I knew Luca for months before he ever mentioned his foster mom.
Over dinner once, telling a story about carving pumpkins for Halloween, he said, “My mom—foster mom—one year she got a pumpkin so big she couldn’t lift it herself, so we were trying to carry it together, but she tripped and we dropped it off the back porch. Splat!” He laughed hard, not self-conscious of the fact that it wasn’t as funny to someone who hadn’t been there.
I liked seeing him lost in a good memory. I was curious, but he didn’t explain further and I wasn’t sure if it was more polite to ask or take it in stride. I’d never met someone in foster care before. At least not that I knew of.

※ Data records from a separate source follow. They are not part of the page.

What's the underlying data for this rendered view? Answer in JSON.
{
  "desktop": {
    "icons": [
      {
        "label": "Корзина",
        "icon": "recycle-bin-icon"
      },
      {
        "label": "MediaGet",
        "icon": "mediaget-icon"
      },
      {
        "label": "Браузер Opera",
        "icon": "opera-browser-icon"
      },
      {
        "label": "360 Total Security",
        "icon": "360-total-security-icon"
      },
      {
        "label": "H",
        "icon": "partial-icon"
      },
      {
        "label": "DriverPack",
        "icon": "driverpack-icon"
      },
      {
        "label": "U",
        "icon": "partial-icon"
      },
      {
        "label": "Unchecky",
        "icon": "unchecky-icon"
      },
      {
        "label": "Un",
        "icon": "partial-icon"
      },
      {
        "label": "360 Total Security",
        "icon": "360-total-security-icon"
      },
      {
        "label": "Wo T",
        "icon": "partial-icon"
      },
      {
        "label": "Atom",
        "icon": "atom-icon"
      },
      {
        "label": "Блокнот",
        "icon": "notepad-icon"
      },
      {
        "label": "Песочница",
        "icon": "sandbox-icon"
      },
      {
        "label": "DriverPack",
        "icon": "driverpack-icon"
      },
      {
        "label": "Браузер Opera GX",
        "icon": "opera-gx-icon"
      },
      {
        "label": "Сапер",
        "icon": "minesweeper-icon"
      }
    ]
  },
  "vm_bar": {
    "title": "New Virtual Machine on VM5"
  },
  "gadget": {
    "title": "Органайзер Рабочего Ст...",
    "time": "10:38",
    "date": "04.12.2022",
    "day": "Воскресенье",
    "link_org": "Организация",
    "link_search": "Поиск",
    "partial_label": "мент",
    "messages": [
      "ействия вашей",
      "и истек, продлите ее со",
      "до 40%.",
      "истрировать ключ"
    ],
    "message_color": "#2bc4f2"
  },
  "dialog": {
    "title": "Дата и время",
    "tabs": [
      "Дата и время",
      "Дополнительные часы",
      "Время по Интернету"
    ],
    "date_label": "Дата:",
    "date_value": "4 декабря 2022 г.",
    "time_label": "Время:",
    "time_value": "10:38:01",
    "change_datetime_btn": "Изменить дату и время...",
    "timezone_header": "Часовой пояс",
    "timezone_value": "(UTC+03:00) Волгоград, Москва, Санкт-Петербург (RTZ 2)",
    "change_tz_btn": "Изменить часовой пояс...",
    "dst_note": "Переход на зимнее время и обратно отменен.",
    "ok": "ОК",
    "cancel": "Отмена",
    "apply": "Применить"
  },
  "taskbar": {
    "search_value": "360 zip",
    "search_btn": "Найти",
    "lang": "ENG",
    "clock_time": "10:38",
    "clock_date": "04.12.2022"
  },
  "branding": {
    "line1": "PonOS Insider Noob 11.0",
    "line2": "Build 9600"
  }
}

Months later, in bed—we’d had beers—he snuggled into me and shared the story of how his mother came across the border to give birth so he could be American. He didn’t call her his birth mother. She was still his mother. His foster mom was mom. “My mother, my mother, she came here to have me. Left her whole family for me, and she worked so hard. She scrubbed floors in office buildings at night while all the workers were home, and cleaned houses during the day while all the people were at work. She slept twice a day. Two short naps, and she made sure we always ate dinner together.” I could hear his heartbeat. Too loud. Too fast.
“When my mother worked,” he said, “I stayed with a lady in our building who took care of a couple of kids like me. We called her Titi, but she wasn’t really my aunt. She was okay. She wasn’t nice. She wasn’t mean. And then my mother would rush in with a flood of kisses and all her perfume and I’d feel so much better, you know? So much better.” He threaded his fingers between mine and pulled my arm across his body. “My mother had a broken taillight. She got stopped by a cop on her way home from cleaning offices.”
He told me like he was repeating a well-worn story, the same way I could calmly report the details of my father’s death if I had to. I squeezed his hand, desperately hoping something had saved her, even though I knew if it had, Luca wouldn’t have a foster mom.
“Her license was Mexican,” Luca said. “Expired. She was too scared to cross the border to renew it, worried she wouldn’t get us back here.” He took a deep breath, ragged. “She spent a month in a detention center. Titi said she couldn’t keep me, so a social worker picked me up at school and took me to my foster mom’s house. Carla had other kids like me. American kids who didn’t have American parents. She spent days on the phone trying to find my mother. They don’t tell you things. You have to fight for answers. I was eleven. I didn’t know how to fight.” His tears soaked through my sweater, pooling at my collarbone.
“Have you—Is your mother okay?” I asked, wrapping my arm around him tighter.
“They sent her to Mexico eventually. But we didn’t know if she was okay for months. I was so scared. At least when she got to Mexico, we could talk again. She sent phone cards in the mail. She’d sing me songs and tell stories and make me promise that I wouldn’t forget how to speak Spanish so I would always be able to call her on Sundays. I still call. Every week. But she can’t visit me. And she won’t let me go to Durango. She says if it was safe, we would have stayed there.”
“I’m so sorry,” I said. “I’m so sorry that happened to you.”
“I’m not like the other kids here,” he said. “It’s all so heavy in my heart.”
I hugged him hard. I felt like we belonged together.